Set aoe_tune_mode the set_context to enable the AOE tool for online tuning. The value of aoe_tune_mode should be in ["online", "offline"].

online: turn on online tuning.

offline:save GE graph for offline tune. Save GE graph for offline tune. When the path to save the graph is set by set_context(save_graphs=3, save_graphs_path="path/to/ir/files"), the graph is saved in the aoe_dump directory of the specified path; otherwise, it is saved in the aoe_dump directory under the current running directory.
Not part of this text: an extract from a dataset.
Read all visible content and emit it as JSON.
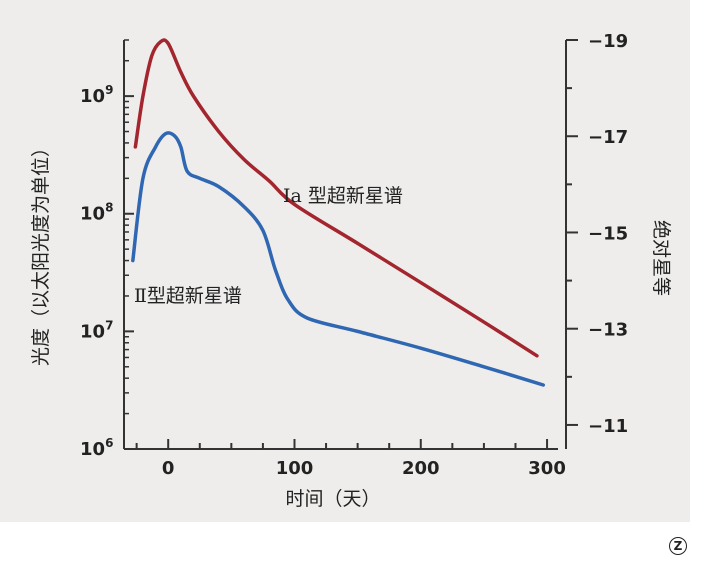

Set aoe_config in set_context for tuning configuration. job_type is tuning type,and the value should be in ["1", "2"],default value is 2.

1: subgraph tune.

2: operator tune.

Example of online tuning:

import mindspore as ms
ms.set_context(aoe_tune_mode="online", aoe_config={"job_type": "2"})
....

After setting the above context, you can start the tuning according to the normal execution of the training script. During the execution of the use case, no operation is required. The result of the model is the result after tuning.

  1. Offline Tune

The Offline Tune is using the dump data (The output description file, and the binary file of operators) of network model (Generate when training network) to tune the operators. The method of Offline Tune and related environment variables can be found in Offline Tune in CANN development tool guide, which is not described here.

Tuning Result Viewing

After the tuning starts, a file named aoe_result_opat_{timestamp}_{pidxxx}.json will be generated in the working directory to record the tuning process and tuning results. Please refer to tuning result file analysis for specific analysis of this file.

After the tuning is complete, the custom knowledge base will be generated if the conditions are met. If the TUNE_BANK_PATH (Environment variable of the knowledge base storage path) is specified, the knowledge base (generated after tuning) will be saved in the specified directory. Otherwise, the knowledge base will be in the following default path ${HOME}/Ascend/latest/data/aoe/custom/graph/${soc_version}.

Merging Knowledge Base

After operator tuning, the generated tuning knowledge base supports merging, which is convenient for re-executing, or the other models.(Only the same Ascend AI Processor can be merged). The more specific merging methods can be found in merging knowledge base.

Notice

Pay attention to the following points when using the AOE tool:

  1. The AOE tool can only be used on Ascend platform.

  2. Ensure that the available disk space in the home directory of the user who performs tuning in the operating environment is at least 20 GB.

  3. The AOE tool depends on some third-party software pciutils.

  4. After the tuning tool is turned on, it is obvious that the compilation time of the perception operator becomes longer.